Zébuline. Pourquoi avoir choisi d’honorer la mémoire de Laurence Chanfreau ?
Sophie Roques. Ça fait partie des revendications des militants LGBT+ d’avoir des noms dans l’espace public de militantes et de militantes LGBT+. Deux autres facteurs ont été pris en compte. Il fallait avoir quelqu’un associé à l’histoire de notre ville, et qui réponde à la logique de féminisation de noms de rue à Marseille. Laurence Chanfreau était une artiste et une militante, qui a trouvé un port d’attache à Marseille. Et c’est important que ce soit proche du cour Julien : c’est le lieu de la contre culture, des mouvements queers, alternatifs. Un lieu de passage, une passerelle… c’est symbolique.
Avez-vous été étonnée de la réaction de Séréna Zouaghi (LR) lors du Conseil d’arrondissement du 6e-8e ?

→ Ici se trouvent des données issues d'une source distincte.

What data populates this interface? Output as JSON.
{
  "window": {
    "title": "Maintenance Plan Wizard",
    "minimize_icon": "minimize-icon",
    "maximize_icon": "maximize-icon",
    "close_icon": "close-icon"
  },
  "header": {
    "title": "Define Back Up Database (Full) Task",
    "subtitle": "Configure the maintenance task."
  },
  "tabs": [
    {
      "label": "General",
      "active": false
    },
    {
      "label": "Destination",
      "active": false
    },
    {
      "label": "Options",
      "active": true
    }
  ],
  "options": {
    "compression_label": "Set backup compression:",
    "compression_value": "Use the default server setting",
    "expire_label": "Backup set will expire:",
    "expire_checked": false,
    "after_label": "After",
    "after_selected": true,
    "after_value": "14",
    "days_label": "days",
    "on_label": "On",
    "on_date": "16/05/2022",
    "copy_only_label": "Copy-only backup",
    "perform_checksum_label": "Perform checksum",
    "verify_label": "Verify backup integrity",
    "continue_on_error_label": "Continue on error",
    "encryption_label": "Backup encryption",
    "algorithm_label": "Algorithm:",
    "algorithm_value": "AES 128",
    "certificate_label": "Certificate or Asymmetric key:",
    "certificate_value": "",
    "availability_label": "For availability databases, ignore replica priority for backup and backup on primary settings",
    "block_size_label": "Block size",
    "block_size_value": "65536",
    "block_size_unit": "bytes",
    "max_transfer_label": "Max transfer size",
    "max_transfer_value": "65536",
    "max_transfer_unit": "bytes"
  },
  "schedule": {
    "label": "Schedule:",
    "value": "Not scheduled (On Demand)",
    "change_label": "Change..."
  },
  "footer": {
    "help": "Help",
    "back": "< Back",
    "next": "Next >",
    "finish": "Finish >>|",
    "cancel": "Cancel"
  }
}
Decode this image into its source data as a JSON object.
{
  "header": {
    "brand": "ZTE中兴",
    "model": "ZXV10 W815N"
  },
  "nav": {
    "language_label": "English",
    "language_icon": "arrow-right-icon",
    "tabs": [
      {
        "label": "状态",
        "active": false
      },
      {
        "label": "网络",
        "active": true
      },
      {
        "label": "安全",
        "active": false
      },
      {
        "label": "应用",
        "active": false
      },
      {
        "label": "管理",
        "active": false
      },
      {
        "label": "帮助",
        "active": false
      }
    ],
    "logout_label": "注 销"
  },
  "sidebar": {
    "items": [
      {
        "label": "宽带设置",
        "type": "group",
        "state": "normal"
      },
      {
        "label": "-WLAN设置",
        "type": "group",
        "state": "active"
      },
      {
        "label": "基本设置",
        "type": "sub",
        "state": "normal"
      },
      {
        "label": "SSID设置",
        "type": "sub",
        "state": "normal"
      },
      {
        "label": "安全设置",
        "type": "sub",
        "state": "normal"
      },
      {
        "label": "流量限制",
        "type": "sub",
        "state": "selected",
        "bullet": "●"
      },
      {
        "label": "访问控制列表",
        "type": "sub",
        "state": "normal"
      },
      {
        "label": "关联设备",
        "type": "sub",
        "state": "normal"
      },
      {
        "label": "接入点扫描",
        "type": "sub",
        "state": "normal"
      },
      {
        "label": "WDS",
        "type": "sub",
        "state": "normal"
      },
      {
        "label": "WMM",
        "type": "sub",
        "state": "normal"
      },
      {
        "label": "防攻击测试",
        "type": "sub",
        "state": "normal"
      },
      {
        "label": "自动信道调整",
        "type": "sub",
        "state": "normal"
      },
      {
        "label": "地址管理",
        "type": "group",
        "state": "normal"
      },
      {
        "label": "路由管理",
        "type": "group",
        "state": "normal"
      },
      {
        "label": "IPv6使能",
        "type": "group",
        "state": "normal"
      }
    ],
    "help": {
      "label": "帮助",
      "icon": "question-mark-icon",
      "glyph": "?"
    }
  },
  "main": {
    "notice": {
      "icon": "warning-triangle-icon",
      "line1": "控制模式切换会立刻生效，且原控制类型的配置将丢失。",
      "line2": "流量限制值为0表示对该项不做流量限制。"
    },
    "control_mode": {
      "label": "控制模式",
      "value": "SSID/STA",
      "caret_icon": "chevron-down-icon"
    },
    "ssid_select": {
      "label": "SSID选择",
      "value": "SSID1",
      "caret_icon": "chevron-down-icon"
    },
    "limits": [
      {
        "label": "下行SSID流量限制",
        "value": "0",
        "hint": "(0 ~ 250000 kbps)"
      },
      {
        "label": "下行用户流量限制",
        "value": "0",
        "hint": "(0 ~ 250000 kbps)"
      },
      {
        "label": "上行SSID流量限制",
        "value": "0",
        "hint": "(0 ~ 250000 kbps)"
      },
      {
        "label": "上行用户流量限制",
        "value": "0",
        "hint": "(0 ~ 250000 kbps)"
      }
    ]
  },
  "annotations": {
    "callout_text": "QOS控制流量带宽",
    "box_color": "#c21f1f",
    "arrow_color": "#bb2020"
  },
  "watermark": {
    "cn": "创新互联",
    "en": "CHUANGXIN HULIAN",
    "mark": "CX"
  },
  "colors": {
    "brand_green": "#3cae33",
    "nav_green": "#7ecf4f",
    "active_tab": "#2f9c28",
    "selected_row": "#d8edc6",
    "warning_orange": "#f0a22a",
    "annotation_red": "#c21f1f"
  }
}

Venant d’une femme oui. Moins venant de cette droite où les digues sautent de plus en plus : ses propos étaient dignes de l’extrême droite.
L’extrême droite en a remis une couche lors de du Conseil municipal, par l’intermédiaire de Stéphane Ravier. Qui a dénoncé la « perversité » de l’exposition qu’avait consacrée Laurence Chanfreau aux vulves.
On n’est pas très étonné… Ce sont des propos sexistes, qui témoignent du problème autour de la représentation du corps des femmes. Comme j’ai pu le dire au Conseil d’arrondissement, quand on a une statue de David [on ne vous fait pas un dessin, ndlr], ça ne pose aucun problème, mais le représentation du corps d’une femme sur trois photos oui. D’autant plus s’il s’agit d’une femme qui avait une sexualité sans hommes.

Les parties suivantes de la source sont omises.